Bertempat di Cafe Legend, Jl. Ir. H. Juanda, Kota Tasikmalaya, organisasi bela diri ini menggelar aksi sosial santunan anak yatim di tengah suasana khidmat bulan suci Ramadan, Jumat (06/03/2026).
Kegiatan ini menjadi momentum penting bagi Indoboxing untuk mempertegas jati diri mereka sebagai komunitas yang peduli terhadap sesama, khususnya kelompok masyarakat yang kurang mampu.
ADVERTISEMENT
SCROLL TO RESUME CONTENT
Ketua Umum Indoboxing Laga Inau, H. Rana Nur Alamsyah, menjelaskan bahwa santunan ini merupakan agenda rutin yang dilaksanakan setiap tiga bulan sekali. Namun, kali ini terasa lebih istimewa karena bertepatan dengan momentum Ramadan.
“Alhamdulillah, kami membagikan kurang lebih 240 paket berupa sembako, santunan uang, dan pakaian bagi anak yatim. Anggarannya murni swadaya, diambil dari penyisihan biaya latihan para anggota Indoboxing yang kami kumpulkan khusus untuk kegiatan sosial,” ujar H. Rana pasca kegiatan.
Acara ini turut dihadiri oleh jajaran Forkopimda Kota Tasikmalaya, di antaranya Kapolres, Dandim, perwakilan Danlanud, Subdenpom, hingga Garnisun, yang menunjukkan besarnya dukungan instansi terhadap gerakan positif ini.
Hadir dalam kesempatan tersebut, Wakil Wali Kota Tasikmalaya, Diki Candra, memberikan pandangan mendalam mengenai kaitan antara bela diri dan spiritualitas. Menurutnya, Indoboxing berhasil menyeimbangkan antara ketangkasan fisik dan ketenangan jiwa.
“Saya sering sampaikan bahwa basic dari silat itu adalah salat.
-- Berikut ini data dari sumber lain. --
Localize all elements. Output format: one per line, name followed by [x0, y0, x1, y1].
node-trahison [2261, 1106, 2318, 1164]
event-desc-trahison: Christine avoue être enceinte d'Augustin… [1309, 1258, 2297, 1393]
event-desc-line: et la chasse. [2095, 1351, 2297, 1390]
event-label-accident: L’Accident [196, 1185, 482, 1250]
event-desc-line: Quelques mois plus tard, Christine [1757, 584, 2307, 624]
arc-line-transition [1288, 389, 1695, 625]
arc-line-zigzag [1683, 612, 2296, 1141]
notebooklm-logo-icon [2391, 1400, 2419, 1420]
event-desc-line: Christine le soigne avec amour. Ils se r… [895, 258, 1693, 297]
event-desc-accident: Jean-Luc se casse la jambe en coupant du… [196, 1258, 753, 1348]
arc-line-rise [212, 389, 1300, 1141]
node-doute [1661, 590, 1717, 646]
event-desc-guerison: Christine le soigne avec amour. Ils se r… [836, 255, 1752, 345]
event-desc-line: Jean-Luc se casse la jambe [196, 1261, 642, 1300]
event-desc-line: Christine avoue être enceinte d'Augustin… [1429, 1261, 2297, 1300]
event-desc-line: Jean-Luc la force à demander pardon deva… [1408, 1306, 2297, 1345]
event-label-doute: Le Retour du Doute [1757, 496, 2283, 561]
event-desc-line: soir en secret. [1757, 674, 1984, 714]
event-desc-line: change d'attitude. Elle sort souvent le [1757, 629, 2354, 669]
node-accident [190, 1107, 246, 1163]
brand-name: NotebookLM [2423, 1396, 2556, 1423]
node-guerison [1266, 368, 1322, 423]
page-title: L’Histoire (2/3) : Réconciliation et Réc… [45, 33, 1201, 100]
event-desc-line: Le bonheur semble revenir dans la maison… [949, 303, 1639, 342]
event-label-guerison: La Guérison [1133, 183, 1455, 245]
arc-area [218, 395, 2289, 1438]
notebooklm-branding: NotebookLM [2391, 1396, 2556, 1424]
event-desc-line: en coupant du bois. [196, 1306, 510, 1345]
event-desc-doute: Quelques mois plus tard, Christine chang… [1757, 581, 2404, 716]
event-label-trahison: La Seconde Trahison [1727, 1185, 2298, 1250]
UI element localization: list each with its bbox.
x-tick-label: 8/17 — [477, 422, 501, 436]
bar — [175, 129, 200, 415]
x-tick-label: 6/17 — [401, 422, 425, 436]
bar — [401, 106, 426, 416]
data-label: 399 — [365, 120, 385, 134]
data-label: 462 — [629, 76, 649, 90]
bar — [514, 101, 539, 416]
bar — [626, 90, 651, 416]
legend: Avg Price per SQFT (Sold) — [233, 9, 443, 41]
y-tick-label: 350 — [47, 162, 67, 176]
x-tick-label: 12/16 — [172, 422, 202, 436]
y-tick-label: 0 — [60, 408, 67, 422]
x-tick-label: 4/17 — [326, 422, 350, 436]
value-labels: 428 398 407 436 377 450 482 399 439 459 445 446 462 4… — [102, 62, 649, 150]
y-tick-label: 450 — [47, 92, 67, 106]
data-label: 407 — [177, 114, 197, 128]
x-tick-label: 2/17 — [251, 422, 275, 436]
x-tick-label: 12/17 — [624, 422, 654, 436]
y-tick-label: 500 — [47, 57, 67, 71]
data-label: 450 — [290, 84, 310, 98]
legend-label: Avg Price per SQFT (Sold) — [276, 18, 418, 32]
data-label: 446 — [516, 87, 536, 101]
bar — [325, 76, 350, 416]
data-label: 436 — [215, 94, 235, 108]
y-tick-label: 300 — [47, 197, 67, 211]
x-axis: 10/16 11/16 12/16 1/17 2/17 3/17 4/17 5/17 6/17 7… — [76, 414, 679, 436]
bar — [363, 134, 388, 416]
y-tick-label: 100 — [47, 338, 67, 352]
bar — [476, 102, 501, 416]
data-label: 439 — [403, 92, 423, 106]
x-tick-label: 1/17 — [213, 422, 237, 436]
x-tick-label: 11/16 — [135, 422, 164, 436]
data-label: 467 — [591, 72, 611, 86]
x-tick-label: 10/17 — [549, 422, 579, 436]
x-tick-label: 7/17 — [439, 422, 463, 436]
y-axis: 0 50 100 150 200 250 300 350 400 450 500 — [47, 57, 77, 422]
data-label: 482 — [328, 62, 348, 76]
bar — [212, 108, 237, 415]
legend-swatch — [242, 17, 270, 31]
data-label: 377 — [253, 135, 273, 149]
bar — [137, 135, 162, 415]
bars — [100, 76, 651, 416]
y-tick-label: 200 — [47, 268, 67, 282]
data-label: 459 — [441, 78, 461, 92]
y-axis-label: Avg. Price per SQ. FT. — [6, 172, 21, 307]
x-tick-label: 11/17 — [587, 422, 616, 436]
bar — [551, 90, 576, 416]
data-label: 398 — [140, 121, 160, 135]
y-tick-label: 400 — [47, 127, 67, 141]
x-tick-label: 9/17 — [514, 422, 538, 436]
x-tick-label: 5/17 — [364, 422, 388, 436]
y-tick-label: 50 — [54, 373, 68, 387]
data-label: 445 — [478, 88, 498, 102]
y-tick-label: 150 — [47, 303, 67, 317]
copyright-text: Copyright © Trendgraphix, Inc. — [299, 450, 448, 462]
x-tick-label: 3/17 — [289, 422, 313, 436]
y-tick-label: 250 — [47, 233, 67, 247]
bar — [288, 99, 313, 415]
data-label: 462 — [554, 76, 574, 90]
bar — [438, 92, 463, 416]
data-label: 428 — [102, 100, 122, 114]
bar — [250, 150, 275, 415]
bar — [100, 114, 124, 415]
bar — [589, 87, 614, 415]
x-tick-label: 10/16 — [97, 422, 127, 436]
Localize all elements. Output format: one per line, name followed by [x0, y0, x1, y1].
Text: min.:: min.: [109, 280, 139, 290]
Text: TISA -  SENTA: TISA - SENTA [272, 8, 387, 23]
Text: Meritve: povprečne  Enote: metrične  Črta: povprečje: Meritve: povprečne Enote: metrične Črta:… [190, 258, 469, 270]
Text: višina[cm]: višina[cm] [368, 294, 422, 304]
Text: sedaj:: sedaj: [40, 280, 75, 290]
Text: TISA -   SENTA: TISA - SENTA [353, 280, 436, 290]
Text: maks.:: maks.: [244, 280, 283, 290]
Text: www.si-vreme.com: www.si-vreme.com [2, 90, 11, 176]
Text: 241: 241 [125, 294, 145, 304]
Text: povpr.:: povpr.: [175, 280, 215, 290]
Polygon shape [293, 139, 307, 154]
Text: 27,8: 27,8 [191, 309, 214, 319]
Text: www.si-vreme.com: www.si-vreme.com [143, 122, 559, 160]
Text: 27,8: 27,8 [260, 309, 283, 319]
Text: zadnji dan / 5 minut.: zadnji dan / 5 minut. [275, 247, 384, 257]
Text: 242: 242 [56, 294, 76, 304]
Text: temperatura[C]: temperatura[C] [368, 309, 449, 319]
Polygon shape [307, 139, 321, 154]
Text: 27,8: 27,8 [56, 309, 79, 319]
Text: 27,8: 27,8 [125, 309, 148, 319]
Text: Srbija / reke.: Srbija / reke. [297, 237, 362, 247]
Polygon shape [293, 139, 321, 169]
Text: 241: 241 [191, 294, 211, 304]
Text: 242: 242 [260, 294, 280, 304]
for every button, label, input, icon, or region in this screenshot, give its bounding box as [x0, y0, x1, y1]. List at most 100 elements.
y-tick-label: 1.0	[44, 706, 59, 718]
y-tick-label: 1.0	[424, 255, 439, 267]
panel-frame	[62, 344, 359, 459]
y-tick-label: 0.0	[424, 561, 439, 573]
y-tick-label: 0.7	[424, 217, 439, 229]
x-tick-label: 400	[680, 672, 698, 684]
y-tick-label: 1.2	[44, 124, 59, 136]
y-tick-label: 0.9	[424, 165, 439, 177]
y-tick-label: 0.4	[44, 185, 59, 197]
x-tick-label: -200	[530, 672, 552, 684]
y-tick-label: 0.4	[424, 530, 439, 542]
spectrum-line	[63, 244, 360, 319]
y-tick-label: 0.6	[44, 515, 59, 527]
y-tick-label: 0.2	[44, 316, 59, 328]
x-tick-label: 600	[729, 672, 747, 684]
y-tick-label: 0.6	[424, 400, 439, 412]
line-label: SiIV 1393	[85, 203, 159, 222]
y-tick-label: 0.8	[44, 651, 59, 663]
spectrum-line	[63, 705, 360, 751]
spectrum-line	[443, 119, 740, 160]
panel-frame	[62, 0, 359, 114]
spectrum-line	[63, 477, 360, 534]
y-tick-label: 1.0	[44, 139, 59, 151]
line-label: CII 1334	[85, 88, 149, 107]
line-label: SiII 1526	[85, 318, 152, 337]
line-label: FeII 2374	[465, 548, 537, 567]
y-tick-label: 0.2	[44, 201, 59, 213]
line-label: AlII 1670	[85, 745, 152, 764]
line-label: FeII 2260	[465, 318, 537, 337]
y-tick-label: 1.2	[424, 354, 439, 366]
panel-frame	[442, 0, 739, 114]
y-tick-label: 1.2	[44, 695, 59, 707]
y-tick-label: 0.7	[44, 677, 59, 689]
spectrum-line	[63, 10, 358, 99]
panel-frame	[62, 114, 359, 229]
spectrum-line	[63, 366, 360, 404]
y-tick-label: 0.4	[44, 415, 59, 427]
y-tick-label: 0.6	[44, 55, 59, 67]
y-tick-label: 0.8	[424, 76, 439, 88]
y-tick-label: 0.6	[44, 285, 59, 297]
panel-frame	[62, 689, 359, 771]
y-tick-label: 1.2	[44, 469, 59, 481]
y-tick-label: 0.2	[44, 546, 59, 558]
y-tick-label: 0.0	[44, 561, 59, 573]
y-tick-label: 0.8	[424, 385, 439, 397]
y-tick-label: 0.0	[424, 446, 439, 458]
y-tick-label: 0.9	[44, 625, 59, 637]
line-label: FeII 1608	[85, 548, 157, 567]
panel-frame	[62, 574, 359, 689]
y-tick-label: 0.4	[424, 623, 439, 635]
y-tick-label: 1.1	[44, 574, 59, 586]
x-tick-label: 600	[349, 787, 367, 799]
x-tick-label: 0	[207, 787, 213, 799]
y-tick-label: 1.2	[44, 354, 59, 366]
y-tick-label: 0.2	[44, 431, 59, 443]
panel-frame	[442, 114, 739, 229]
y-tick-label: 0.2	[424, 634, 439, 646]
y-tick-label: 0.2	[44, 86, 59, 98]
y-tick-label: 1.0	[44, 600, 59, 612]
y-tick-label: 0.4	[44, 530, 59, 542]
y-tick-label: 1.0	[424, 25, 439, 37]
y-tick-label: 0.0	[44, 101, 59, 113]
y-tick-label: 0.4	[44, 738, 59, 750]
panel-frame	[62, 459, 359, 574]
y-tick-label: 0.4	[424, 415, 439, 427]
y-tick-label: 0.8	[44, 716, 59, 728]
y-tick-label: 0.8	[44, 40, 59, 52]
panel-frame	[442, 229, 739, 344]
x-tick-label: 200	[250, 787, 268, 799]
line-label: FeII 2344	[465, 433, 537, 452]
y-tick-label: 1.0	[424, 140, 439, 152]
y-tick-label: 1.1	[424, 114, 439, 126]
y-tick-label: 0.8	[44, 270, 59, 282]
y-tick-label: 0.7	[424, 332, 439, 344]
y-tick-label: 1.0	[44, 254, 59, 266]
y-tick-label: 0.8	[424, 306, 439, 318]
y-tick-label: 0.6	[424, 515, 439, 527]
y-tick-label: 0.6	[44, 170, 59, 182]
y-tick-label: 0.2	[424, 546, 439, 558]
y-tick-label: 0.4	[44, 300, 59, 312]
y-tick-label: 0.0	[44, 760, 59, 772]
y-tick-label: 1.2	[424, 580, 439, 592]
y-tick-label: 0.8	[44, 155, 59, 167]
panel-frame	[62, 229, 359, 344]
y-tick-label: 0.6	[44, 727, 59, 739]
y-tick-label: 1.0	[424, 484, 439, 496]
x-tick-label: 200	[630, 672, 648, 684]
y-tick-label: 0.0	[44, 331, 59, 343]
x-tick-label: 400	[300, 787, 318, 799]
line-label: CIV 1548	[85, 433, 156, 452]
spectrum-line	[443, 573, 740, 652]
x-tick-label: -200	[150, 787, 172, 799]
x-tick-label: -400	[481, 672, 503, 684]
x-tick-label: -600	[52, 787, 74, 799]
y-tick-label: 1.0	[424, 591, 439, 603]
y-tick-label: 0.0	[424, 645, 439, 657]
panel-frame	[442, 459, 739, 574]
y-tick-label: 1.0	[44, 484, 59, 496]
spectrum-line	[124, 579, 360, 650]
Bagaimana kita bisa menguasai silat jika tidak ada ketenangan? Ketenangan itu datangnya dari salat. Indoboxing, meski berkaitan dengan fisik, kegiatan agamanya luar biasa. Mereka sadar bahwa ketenangan adalah bagian dari keharusan seorang fighter dalam menghadapi lawan,” tutur Diki Candra.
Diki Candra juga memberikan apresiasi tinggi atas konsistensi Indoboxing dalam berbagi. Ia berharap langkah ini dapat menginspirasi komunitas atau organisasi lain di Kota Tasikmalaya.
“Setiap kebaikan yang kita lakukan untuk orang lain sebenarnya adalah cara kita membantu diri sendiri. Ini luar biasa dan mudah-mudahan menjadi contoh bagi yang lainnya. Semoga kegiatan ini terus dijalankan karena dampaknya sangat positif bagi masyarakat,” pungkasnya.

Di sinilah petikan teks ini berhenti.